Getting ready for surgery
The weeks before a hip replacement are a chance to lower your risk and recover better. This page covers the things that make the biggest difference, and the targets we work toward together.
The pre-surgical discussion
Surgery starts with a conversation, not a date. Before a hip replacement is booked, Dr. Khoshbin goes through what the operation involves, what recovery looks like, the risks that apply to you, and whether non-surgical care still has more to offer. The decision is made together, and there is no pressure to rush it.
That discussion also sets out the getting-ready plan below. Most of these steps take some lead time, and the timing of surgery flexes to let you get to your best starting point.

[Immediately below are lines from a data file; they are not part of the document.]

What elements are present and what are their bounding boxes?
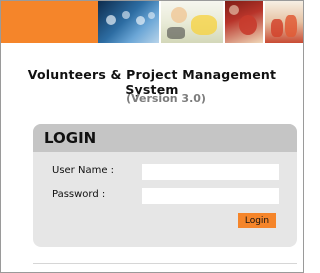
- banner-photo-strip: [98, 1, 303, 43]
- header-banner: [1, 1, 303, 43]
- footer-divider: [33, 263, 297, 264]
- chemistry-bottles-photo: [265, 1, 303, 43]
- login-page: Volunteers & Project Management System (…: [0, 0, 304, 273]
- login-panel: LOGIN User Name : Password : Login: [33, 124, 297, 247]
- password-row: Password :: [33, 188, 297, 204]
- username-row: User Name :: [33, 164, 297, 180]
- lab-glassware-photo: [98, 1, 160, 43]
- username-label: User Name :: [52, 165, 115, 176]
- chemistry-flask-photo: [224, 1, 264, 43]
- login-heading: LOGIN: [33, 124, 297, 152]
- password-input[interactable]: [142, 188, 279, 204]
- login-button[interactable]: Login: [238, 213, 276, 228]
- version-label: (Version 3.0): [126, 92, 206, 105]
- password-label: Password :: [52, 189, 106, 200]
- scientist-microscope-photo: [161, 1, 223, 43]
- username-input[interactable]: [142, 164, 279, 180]
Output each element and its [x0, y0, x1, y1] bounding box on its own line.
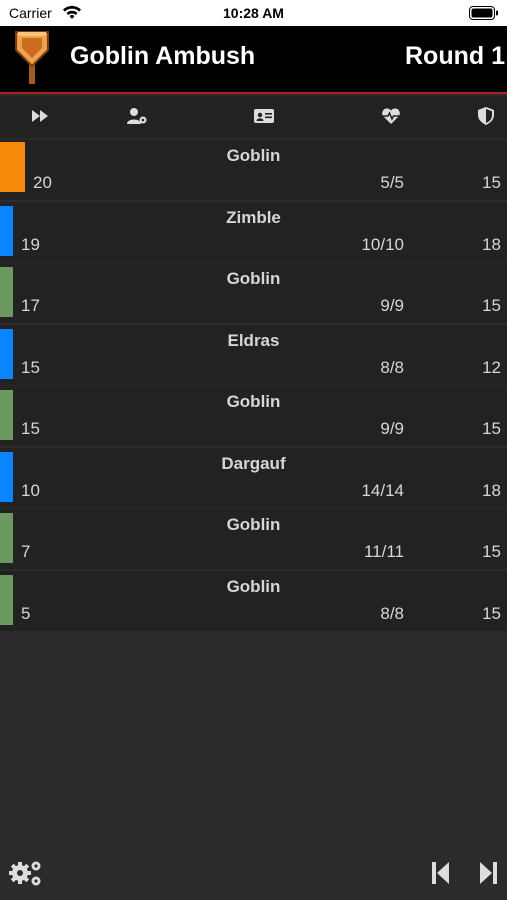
round-counter: Round 1: [405, 42, 505, 70]
combatant-initiative: 7: [21, 542, 31, 561]
combatant-row[interactable]: Zimble 19 10/10 18: [0, 201, 507, 262]
previous-turn-icon[interactable]: [430, 858, 452, 888]
encounter-logo-icon: [15, 31, 49, 84]
shield-icon[interactable]: [475, 106, 497, 126]
encounter-header: Goblin Ambush Round 1: [0, 26, 507, 94]
combatant-name: Goblin: [226, 515, 281, 534]
combatant-row[interactable]: Eldras 15 8/8 12: [0, 324, 507, 385]
user-settings-icon[interactable]: [126, 106, 148, 126]
combatant-name: Goblin: [226, 146, 281, 165]
combatant-initiative: 5: [21, 603, 31, 623]
clock: 10:28 AM: [223, 5, 284, 21]
status-bar: Carrier 10:28 AM: [0, 0, 507, 26]
heartbeat-icon[interactable]: [380, 106, 402, 126]
encounter-title: Goblin Ambush: [70, 42, 256, 70]
combatant-hp: 10/10: [361, 234, 404, 254]
combatant-hp: 11/11: [363, 542, 404, 561]
settings-gears-icon[interactable]: [8, 858, 44, 888]
combatant-initiative: 10: [21, 480, 40, 500]
combatant-initiative: 20: [33, 173, 52, 192]
combatant-hp: 8/8: [380, 357, 404, 377]
combatant-name: Goblin: [226, 269, 281, 288]
combatant-row[interactable]: Goblin 17 9/9 15: [0, 263, 507, 323]
combatant-ac: 15: [482, 603, 501, 623]
combatant-ac: 18: [482, 234, 501, 254]
combatant-initiative: 17: [21, 296, 40, 315]
combatant-name: Eldras: [227, 330, 280, 350]
combatant-ac: 15: [482, 296, 501, 315]
combatant-ac: 18: [482, 480, 501, 500]
combatant-initiative: 15: [21, 357, 40, 377]
combatant-name: Goblin: [226, 576, 281, 596]
combatant-hp: 9/9: [380, 296, 404, 315]
next-turn-icon[interactable]: [477, 858, 499, 888]
battery-icon: [469, 6, 498, 20]
combatant-hp: 14/14: [361, 480, 404, 500]
combatant-ac: 12: [482, 357, 501, 377]
id-card-icon[interactable]: [253, 106, 275, 126]
combatant-row[interactable]: Goblin 20 5/5 15: [0, 140, 507, 200]
fast-forward-icon[interactable]: [30, 106, 52, 126]
combatant-ac: 15: [482, 173, 501, 192]
combatant-row[interactable]: Goblin 5 8/8 15: [0, 570, 507, 631]
column-header-bar: [0, 96, 507, 138]
combatant-ac: 15: [482, 419, 501, 438]
combatant-name: Goblin: [226, 392, 281, 411]
combatant-hp: 9/9: [380, 419, 404, 438]
initiative-list: Goblin 20 5/5 15 Zimble 19 10/10 18 Gobl…: [0, 140, 507, 632]
combatant-hp: 5/5: [380, 173, 404, 192]
combatant-ac: 15: [482, 542, 501, 561]
combatant-name: Dargauf: [221, 453, 286, 473]
combatant-row[interactable]: Goblin 15 9/9 15: [0, 386, 507, 446]
combatant-initiative: 15: [21, 419, 40, 438]
combatant-row[interactable]: Dargauf 10 14/14 18: [0, 447, 507, 508]
combatant-hp: 8/8: [380, 603, 404, 623]
combatant-row[interactable]: Goblin 7 11/11 15: [0, 509, 507, 569]
combatant-initiative: 19: [21, 234, 40, 254]
combatant-name: Zimble: [226, 207, 281, 227]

These targets are about safety, not gatekeeping
The goals below come from research on what lowers the risk of problems after hip replacement. They are things we work toward with you and your family doctor, so that your operation goes smoothly and you recover well.
What we work on together
Weight
Carrying extra weight raises the risk of wound problems and infection after a hip replacement, and it makes the operation harder. National surgical guidance uses a body mass index under 40 as the threshold for elective hip replacement. The risk does not switch on suddenly at 40; it rises gradually, so every step down helps. We aim to get as close to and below that mark as we reasonably can, and we can help with support to do it.
Blood sugar
High blood sugar slows healing and raises infection risk. HbA1c is a blood test that reflects your average sugar over about three months. For people with diabetes, we aim for an HbA1c under 7.5% before surgery, worked out with your diabetes team or family doctor. Good control is usually achievable with some lead time, and we plan around it rather than rush.
Smoking
Smoking narrows blood vessels and slows healing, which raises the risk of wound and infection problems. Stopping before surgery helps, and even a few weeks makes a difference. We can point you to support to quit.
Blood count and blood conservation
Starting surgery with a low blood count (anaemia) raises the chance of needing a transfusion, so we check it in advance and treat it if it is low, for example with iron. Modern anterior hip replacement usually involves little blood loss, and a medicine called tranexamic acid is used during surgery to reduce bleeding further, so transfusion is uncommon. When blood is needed, it is carefully matched and screened.
Teeth, skin, and medicines
Active dental infection is best treated before surgery, and the skin over the hip should be in good condition. We also review your medicines, since some blood thinners and supplements need pausing beforehand. Your team will give you clear instructions.
- BMI: the American Academy of Orthopaedic Surgeons references a BMI under 40 for elective hip replacement; large 2025 data show infection risk rising continuously from about a BMI of 37. (Connors et al., J Arthroplasty 2023; Orringer et al., Bone Joint J 2025.)
- HbA1c: a target under 7.5% is supported for reducing infection risk; arthroplasty studies place the discriminating threshold near 7.7 to 7.8% for the hip. (AAFP 2021; AAHKS multicentre, J Arthroplasty 2017; continuous-variable analysis, J Arthroplasty 2025.)
- Tranexamic acid is strongly recommended to reduce blood loss and transfusion in hip replacement. (AAOS 2023 hip OA clinical practice guideline.)
Looking after your other joints
Hip arthritis rarely travels alone. Many people with a worn hip also have arthritis in a knee, an ankle, the hands, or a shoulder. Before hip surgery, it helps to have those joints managed well too, so your recovery is not held back by another painful joint.
We work with rheumatology and with Dr. Mahendira's dedicated osteoarthritis program to keep your other joints as comfortable as possible with non-surgical care, so you come to surgery in the best shape and leave it able to move.
If you have an inflammatory arthritis
Some people come to hip surgery with an inflammatory arthritis, such as rheumatoid arthritis or an inflammatory muscle disease (myositis). These conditions, and the medicines that control them, need careful handling around surgery. Some medicines are paused before an operation to lower infection risk, and it is best to settle any flare first. We coordinate this with your rheumatologist so nothing is missed.
For inflammatory muscle disease, we work with the Toronto Myositis Centre and Dr. Vinik. For rheumatology care and complex osteoarthritis, we work with Dr. Mahendira.
Recent hip injection
If you have had a steroid injection into the hip, the timing of surgery matters. As a cautious measure for a planned operation, Dr. Khoshbin does not schedule a hip replacement within six months of a steroid injection into that hip. Tell the team if you have had one, and when.
This page is general information, not personal medical advice. Your own targets and plan depend on your health, and are set with your surgeon and family doctor.